Focus on: Sergei Diaghilev

Sergei Diaghilev (1872 – 1929) is the founder of the Ballets Russes and one of the most influential art patrons of the 20th century. This article dives into his life, and aims at understanding the complex relationship of the Ballets Russes with the politics of Russia through the path of the one that embodies the company: its impresario Diaghilev.

1872 – An artistic childhood

Diaghilev was born in 1872 in a wealthy family of industrial in Russia. He was surrounded by art from a young age, as his parents’ house regularly hosting concerts and spectacles. He was also encouraged to practice arts and did so by studying musical composition.

1896 – The finding of a professional vocation

Having graduated in law in 1896, Diaghilev will was not to become a lawyer but to follow a musical carrier. However, this dream will not last long, as his musical composition professor Rimsky Korsakov quickly told Diaghilev he did not have the talent to become a musician… Not an art creator himself, Diaghilev found his true vocation: being a patron of arts. As he once said about himself, “[he does] nothing, but [he is] indispensable”.

1899 to 1904 – The World of Art

With a group of friends, Diaghilev founded the Russian Art Magazine “Mir iskusst va” (“World of Art”), of which he was the editor in chief. This magazine, of avant-garde influence, will have a modernizing effect on Russian arts. It is the start of Diaghilev’s impact on arts.

1899 to 1901 – First production experiences

Diaghilev, known for his magazine, quickly gets a position in the Russian artistic world as he becomes responsible for the production of the Annual of the Imperial Theatres. What is interesting here regarding the political is that Diaghilev started his carrier by working for the imperial tsarist regime, through their theatres. However, Diaghilev will soon be dismissed for motives that are quite predictive of his following carrier. Indeed, it is because he was too progressive, modern and innovative that he had to leave the Mariisnky Theatre. His homosexuality may also have played a role in how he was perceived by the conservative Russia of the time.

1901 to 1905 – An interest in Russian arts

After being dismissed, Diaghilev travelled all across Russia, searching for all kinds of Russian arts. In 1905, he gathered all his best findings into an historic exhibition of Russian art treasures, that he organized at the Tauride Palace in St Petersbourg.
But Diaghilev also wants the Western world to know about Russian art… In a context of political alliance between Russia and France, Diaghilev decides to travel all the way to Paris in order to present the art of his country to another population.

1906 to 1909 – The beginning of the carrier abroad

1906 marks the arrival of Diaghilev Russian art in France, with his Russian art exhibition at the Petit Palais in Paris. The French audience is extremely keen on that exotic, oriental Russian art. They imagined Russia to be a land of vivid splendeur and noble savagery, and they are not disappointed. Diaghilev comes back the next year with concerts devoted to the work of Russian nationalist composers, and the year after with production of Russian operas.
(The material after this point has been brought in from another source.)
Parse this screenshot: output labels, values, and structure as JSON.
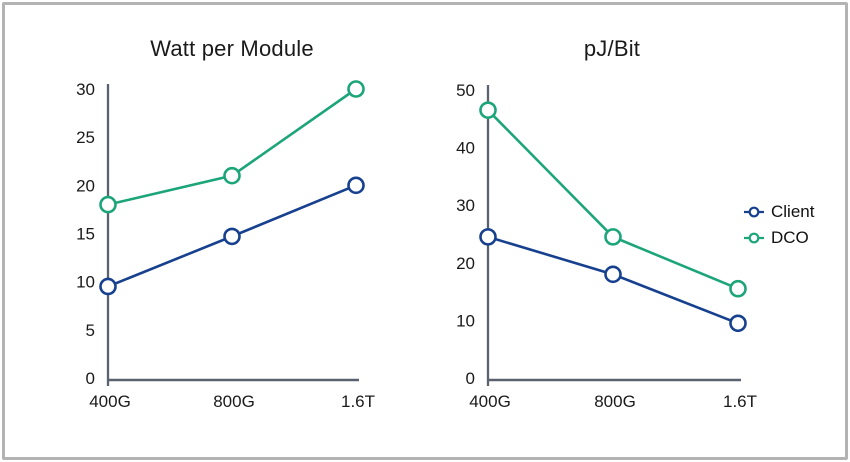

1909 to 1929 – The Ballets Russes

In 1909, it is with a whole team of Russian ballet dancers from the Mariinski Theater that Diaghilev comes back in Paris. It is the first season of the Ballets Russes at the Théâtre du Châtelet, and it is a huge success. The public is particularly impressed by Vaslav Nijinski, the virtuose young dancer. For more precisions, see our article on the Ballets Russes.

The 20 years following years of Diaghilev’s life are marked by the seasons of the Ballets Russes, his impressive discoveries of new talents and their creation of masterpieces. But they are also marked by Diaghilev’s fights for the survival of the company, between everlasting economic distress and tough departures (Nijinski, Massine).

1929 – Death and legacy

Sergei Diaghilev was known for being an impressive man, pacific and kind but ferocious and passionate when it came to his company. His impact on the world of arts lasted long before his death in Venise in 1929, as he stimulated a revolution in the ballets, music and every art that he approached. According to Rhonda K. Garelick, Coco Chanel is said to have stated that “Diaghilev invented Russia for foreigners.

However, the Russian art historians will not mention him for more than half a century. The independent, progressive aspect of the character as well as his aristocratic origins (White Russian) and homosexuality did not match the Russian regime’s ideology. Diaghilev is thus not as famous a figure in Russia as he is in the Western world, which is quite paradoxical.